Oireachtas Joint and Select Committees

Tuesday, 23 March 2021

Joint Oireachtas Committee on Foreign Affairs and Trade, and Defence

Impact of Covid-19 on Gender Equality: Discussion

Photo of Joe O'ReillyJoe O'Reilly (Fine Gael) | Oireachtas source

I thank our guests. It has been a very enlightening and provocative session. I would like to hone in on a few areas. The global point is that Covid has seriously exacerbated an already existing gender inequality. I will deal first with women's participation in the workplace. It is very clear that women are the greatest victims of displacement as the kind of jobs they are in, outside the front-line healthcare area, tend to be less well-paid and there is an in-built discrimination in areas like hospitality, which are the areas that have lost out. Women have been displaced in employment right across the world, no less here than elsewhere. It is a huge issue. I would be interested to hear the witnesses' comments on what can be done. There are two areas, the developing world and areas of conflict, and the more developed world, and the challenge is obviously greater in the former. What would their comments be about retraining, education and long-term education? There will be an issue. One need not be an expert in economics to assume that quite a few of these jobs will not return in the medium term, so we will have a deficit and a spin-off. Therefore, there is a need for retraining, for re-education and for new opportunities. Perhaps the witnesses can comment around this, in particular how we might label our overseas development aid and demand that kind of thing in the developing world. Can we also be in any way prescriptive in our own area? Overall, women's participation in the workplace is a key issue.

Second, as all in this forum know, education is very important. The witnesses gave us a very stark figure that 90,000 young female Syrian refugees did not participate in school or education last year. That is a shocking statistic but I know it is only indicative and that it is repeated elsewhere. I am inclined to be solutions-focused and we want to be solutions-focused in the way we do our committee work in that we want to make recommendations and ultimately effect change. There is no difficulty or disagreement between us around the aims, objectives or ambitions and we are ad idemon that. It is a question of how to resolve it. Do the witnesses have suggestions as to how we could re-focus our overseas aid, make new demands or apply new criteria? Is there much we can actively do to correct a wrong such as that cited in Jordan, and I know such wrongs are repeated all over the place? Education is a huge issue.

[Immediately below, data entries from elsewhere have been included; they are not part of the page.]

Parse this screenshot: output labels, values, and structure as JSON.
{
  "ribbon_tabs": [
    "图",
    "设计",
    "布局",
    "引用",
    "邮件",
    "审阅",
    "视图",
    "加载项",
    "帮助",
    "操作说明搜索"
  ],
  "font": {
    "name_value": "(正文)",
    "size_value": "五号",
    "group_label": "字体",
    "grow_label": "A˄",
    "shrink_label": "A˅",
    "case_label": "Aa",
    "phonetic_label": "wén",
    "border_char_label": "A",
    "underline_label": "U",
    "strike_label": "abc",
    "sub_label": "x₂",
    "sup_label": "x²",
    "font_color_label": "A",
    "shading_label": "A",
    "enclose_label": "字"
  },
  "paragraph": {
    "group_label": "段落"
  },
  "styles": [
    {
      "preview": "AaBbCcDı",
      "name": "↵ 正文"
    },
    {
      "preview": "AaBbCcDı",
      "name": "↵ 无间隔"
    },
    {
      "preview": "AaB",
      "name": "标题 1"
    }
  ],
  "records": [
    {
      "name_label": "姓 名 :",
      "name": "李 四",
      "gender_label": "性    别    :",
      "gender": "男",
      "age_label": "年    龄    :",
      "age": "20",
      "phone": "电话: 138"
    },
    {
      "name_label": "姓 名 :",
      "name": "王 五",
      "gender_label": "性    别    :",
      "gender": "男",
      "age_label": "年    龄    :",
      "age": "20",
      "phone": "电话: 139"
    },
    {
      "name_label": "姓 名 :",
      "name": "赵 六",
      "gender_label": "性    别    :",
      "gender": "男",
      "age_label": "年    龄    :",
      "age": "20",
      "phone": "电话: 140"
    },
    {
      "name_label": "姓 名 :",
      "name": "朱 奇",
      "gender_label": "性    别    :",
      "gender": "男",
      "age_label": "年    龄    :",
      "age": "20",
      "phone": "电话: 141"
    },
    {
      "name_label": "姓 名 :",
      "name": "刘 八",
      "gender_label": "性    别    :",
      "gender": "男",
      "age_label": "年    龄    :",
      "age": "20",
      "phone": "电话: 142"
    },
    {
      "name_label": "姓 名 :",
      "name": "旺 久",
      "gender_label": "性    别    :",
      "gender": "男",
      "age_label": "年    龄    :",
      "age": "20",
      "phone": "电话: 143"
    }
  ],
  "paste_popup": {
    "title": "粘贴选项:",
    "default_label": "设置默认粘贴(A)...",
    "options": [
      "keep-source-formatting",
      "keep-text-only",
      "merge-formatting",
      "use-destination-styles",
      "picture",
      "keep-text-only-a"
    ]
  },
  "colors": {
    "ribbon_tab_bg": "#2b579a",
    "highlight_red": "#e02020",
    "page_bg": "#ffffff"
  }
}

I want to turn to the issue of domestic violence. We are all getting anecdotal evidence around domestic violence. It is a horrendous crime and a wrong that is with us perpetually, but it is clearly exacerbated by the Covid situation, with people being at home together and all that goes with that. It is a real issue. Without seeking to be parochial, in my own county, in Cavan town, we need a women's refuge. The ideal would be that we did not need these things in the first instance but, sadly, we do. We do not have one there and the nearest women's refuge is in Dundalk, so even in the developed western world, there is a clear need to tackle this question head-on. When I attend policing committees, as all Oireachtas Members do at a local level, I am constantly getting statistics regarding an increase in domestic violence. If it is bad here, it is clearly worse in many of the areas the witnesses are dealing with. I am not sure if the witnesses can be prescriptive in this area as to what we might do. We must unequivocally condemn this and we must be of one voice on that, needless to say. However, how can we practically impact on the situation? We can feel powerless in the face of such a global phenomena.

On another issue, the Chairman will be aware I have been raising this in other forums outside this committee, and it was raised earlier by Deputy Brady, so it has been addressed and I do not wish to labour it. It is the issue of vaccine equality, which is a huge issue that links to the whole issue of gender inequality and to every other question, in particular the addressing of the Covid variants. I support the concerns around that and I agree our Government should be out there on that. As a committee, we have been very clear and prescriptive about that. As a committee, we need to be very focused on getting some sort of outcomes from our work because there is not much point in having weekly meetings where we are platitudinous if we do not effect some outcomes, although it is a very amorphous kind of area.

It is a great discussion. It is one of the tragic outcomes of Covid that it has exacerbated and set back progress on gender in quality. We are witnessing the reversing of progress in health equality, gender equality and educational opportunity. It is very sad that the entire equality agenda is a victim of Covid, on top of everything else. Those are my thoughts. I appreciate the opportunity to contribute. Well done to our guests.